In other words, whether or not ConnectU ultimately has a winning case, the doubt that would be cast by its having a case that might even block FB from doing business down the road would hang over FB like a "cloud on title" does over real property. Such a cloud taints the underlying property because no buyer will touch it until it is cleared. This would affect FB's ability to get future funding and would most certainly mar any IPO it might be contemplating.
That is why FB will fight the battle fiercely at this level. Everything is clean so long as it can make the settlement stick. If not, everything busts wide open. Of course, FB would not allow that to happen and would pay a lot of money to prevent such an outcome. The ConnectU founders know this and are essentially pushing to magnify their payout by bringing that cloud into play.
Actually, that is the major risk here. As to other risks, such as a risk of being found to have committed securities fraud, I just don't see that as a material risk here. The real problem, and it is huge if this gets re-opened, is the threat of a trial over trade secret misappropriation, and that is immediately opened up if the judgment is set aside.
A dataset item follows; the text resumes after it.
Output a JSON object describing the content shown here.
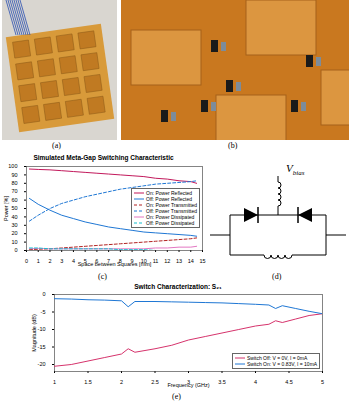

The underlying case could drag on for years before getting to trial but the "gumming up" effect of its pendency will mar FB's prospects throughout that entire period.
FB might also face legal action by its investors but the far greater likelihood would be that they would pressure FB to settle this up at whatever cost, perhaps at the expense of some of Mr. Zuckerberg's personal holdings in the company. So he would also be under some substantial and immediate pressure should the judgment be reversed.